Quels sont les grands défis futurs pour l’emploi dans le secteur IT?
« Il faudra trouver l’adéquation idéale entre ce qui est enseigné et les compétences recherchées par les entreprises. Pour ne parler que de la bureautique, ces outils sont souvent très mal maîtrisés par les candidats qui sortent de l’école. Mais cela progresse. Des écoles mettent par exemple en place des cours de programmation, c’est un bon début… Il faut encore qu’elles forment aux outils de base de la bureautique! »


 

exp_3Jean-Philippe Maes, client director & partner de l’agence de communication événementielle PROFIRST

L’enseignement suffit-il à la formation professionnelle dans le secteur de l’IT?
« On a souvent remarqué un déséquilibre entre ce qu’offrait l’enseignement et ce dont nous avions vraiment besoin comme compétences.

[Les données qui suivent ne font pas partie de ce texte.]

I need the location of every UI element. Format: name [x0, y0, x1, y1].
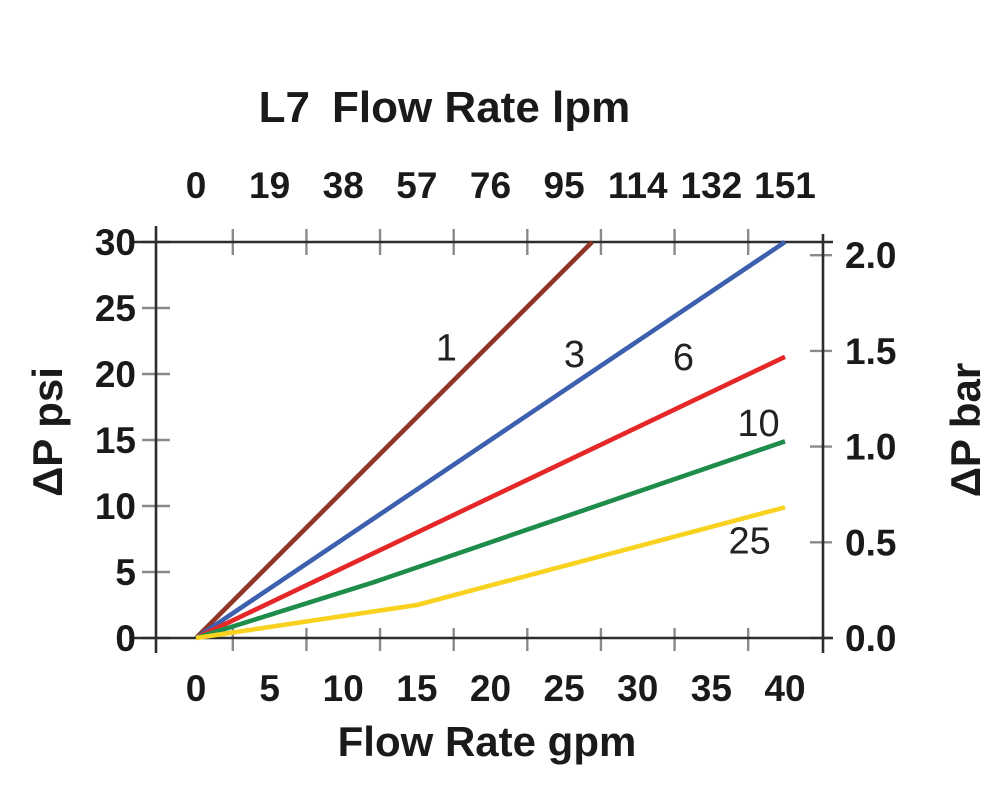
chart-title-model: L7 — [259, 83, 310, 132]
series-line-3 — [194, 240, 787, 640]
left-axis-tick-label: 30 — [95, 222, 136, 263]
top-axis-tick-label: 114 — [608, 165, 668, 206]
top-axis-tick-label: 151 — [754, 165, 816, 206]
series-line-6 — [195, 354, 786, 641]
top-axis-tick-label: 0 — [186, 165, 207, 206]
top-axis-tick-label: 95 — [544, 165, 585, 206]
left-axis-tick-label: 20 — [95, 354, 136, 395]
top-axis-tick-label: 38 — [323, 165, 364, 206]
right-axis-title: ΔP bar — [942, 363, 989, 497]
top-axis-tick-label: 76 — [470, 165, 511, 206]
series-line-25 — [195, 505, 786, 641]
left-axis-title: ΔP psi — [24, 367, 71, 497]
bottom-axis-tick-label: 15 — [396, 668, 437, 709]
series-line-1 — [194, 240, 594, 640]
series-label-6: 6 — [673, 337, 694, 379]
chart-title-top-axis-label: Flow Rate lpm — [332, 83, 630, 132]
bottom-axis-tick-label: 0 — [186, 668, 207, 709]
series-label-3: 3 — [564, 334, 585, 376]
left-axis-tick-label: 0 — [115, 618, 136, 659]
bottom-axis-tick-label: 10 — [323, 668, 364, 709]
bottom-axis-tick-label: 5 — [259, 668, 280, 709]
series-label-25: 25 — [729, 520, 771, 562]
top-axis-tick-label: 132 — [681, 165, 743, 206]
bottom-axis-tick-label: 25 — [544, 668, 585, 709]
top-axis-tick-label: 19 — [249, 165, 290, 206]
right-axis-tick-label: 0.0 — [845, 618, 896, 659]
left-axis-tick-label: 25 — [95, 288, 136, 329]
bottom-axis-tick-label: 35 — [691, 668, 732, 709]
left-axis-tick-label: 10 — [95, 486, 136, 527]
bottom-axis-title: Flow Rate gpm — [338, 718, 637, 765]
top-axis-tick-label: 57 — [396, 165, 437, 206]
right-axis-tick-label: 0.5 — [845, 522, 896, 563]
bottom-axis-tick-label: 30 — [617, 668, 658, 709]
left-axis-tick-label: 5 — [115, 552, 136, 593]
series-label-10: 10 — [737, 403, 779, 445]
right-axis-tick-label: 1.5 — [845, 331, 896, 372]
bottom-axis-tick-label: 20 — [470, 668, 511, 709]
series-label-1: 1 — [436, 328, 457, 370]
bottom-axis-tick-label: 40 — [764, 668, 805, 709]
right-axis-tick-label: 2.0 — [845, 235, 896, 276]
right-axis-tick-label: 1.0 — [845, 427, 896, 468]
left-axis-tick-label: 15 — [95, 420, 136, 461]
series-line-10 — [195, 439, 786, 641]
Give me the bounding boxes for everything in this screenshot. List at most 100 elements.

Désormais, nous veillons donc encore plus à ce souci lors de nos recherches de candidats. Et nous allons chercher de préférence des gens de formation supérieure. Là, nous remarquons souvent que ces personnes possèdent d’excellentes compétences en IT. Par contre, les gens appelés, par la suite, à faire, par exemple, des présentations, manquaient par contre de structure et étaient incapables d’appliquer leurs connaissances à nos besoins. Bref, même en informatique, ce volet de la formation est fondamental! Et je confirme, moi aussi, qu’il fait souvent défaut! »

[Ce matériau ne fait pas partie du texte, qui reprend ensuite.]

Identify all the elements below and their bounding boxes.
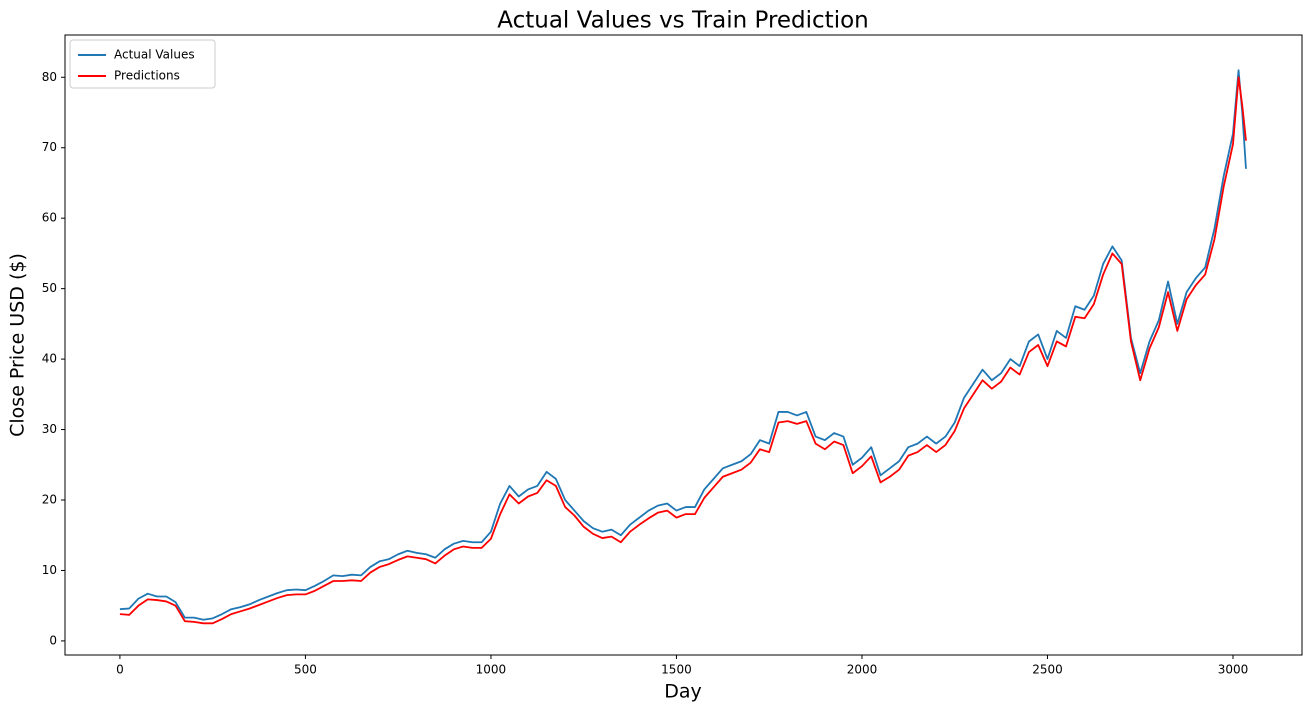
x-tick-label: 2000 [847, 663, 878, 677]
legend-box [69, 39, 216, 89]
y-tick-label: 60 [42, 211, 57, 225]
line-series [119, 76, 1247, 625]
y-tick-label: 80 [42, 70, 57, 84]
y-tick-label: 20 [42, 493, 57, 507]
y-tick-label: 10 [42, 563, 57, 577]
y-tick-label: 70 [42, 140, 57, 154]
y-tick-label: 0 [49, 633, 57, 647]
x-tick-label: 3000 [1218, 663, 1249, 677]
y-axis-label: Close Price USD ($) [7, 253, 29, 437]
x-tick-label: 2500 [1032, 663, 1063, 677]
x-tick-label: 1000 [476, 663, 507, 677]
y-tick-label: 30 [42, 422, 57, 436]
plot-frame [64, 34, 1303, 656]
x-tick-label: 500 [294, 663, 317, 677]
y-tick-label: 50 [42, 281, 57, 295]
chart-title: Actual Values vs Train Prediction [497, 8, 868, 34]
legend-label: Predictions [114, 69, 180, 83]
y-tick-label: 40 [42, 352, 57, 366]
line-series [119, 69, 1247, 621]
x-tick-label: 1500 [661, 663, 692, 677]
x-tick-label: 0 [116, 663, 124, 677]
legend-label: Actual Values [114, 48, 195, 62]
x-axis-label: Day [664, 681, 702, 703]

Selon vous, quel est le profil IT idéal pour rejoindre une entreprise?
« La passion change bien entendu tout! Nous demandons généralement à nos spécialistes IT non seulement de bien savoir utiliser leur ordinateur et, aussi, voire surtout, de tenter tout ce qu’on leur a appris à ne pas faire… pour qu’ils soient non seulement compétents au niveau technique, mais aussi très créatifs. Ce qui est essentiel dans notre secteur. Pour moi, l’envie et la passion constituent donc les bases du moteur. Même si une bonne formation reste, bien entendu, un préalable impératif! »

Quels sont les grands défis futurs pour l’emploi dans le secteur IT?
« Pour l’avenir de la formation dans le secteur, nous croyons beaucoup à l’alternance, qui permet de véritables stages et une forte immersion dans l’entreprise. Ce processus nous donne donc l’occasion de voir, sur le terrain, si les gens sont bons quand ils sont en action. Et cela nous évite donc les erreurs dans les engagements, ainsi que les licenciements, et donc les drames en tout genre! En outre, l’alternance permet un échange dans les deux sens. Car ces gens, qui travaillent chez nous, nous apportent aussi des choses, dans une logique de créativité participative. Ce que nous recherchons dans la communication événementielle! »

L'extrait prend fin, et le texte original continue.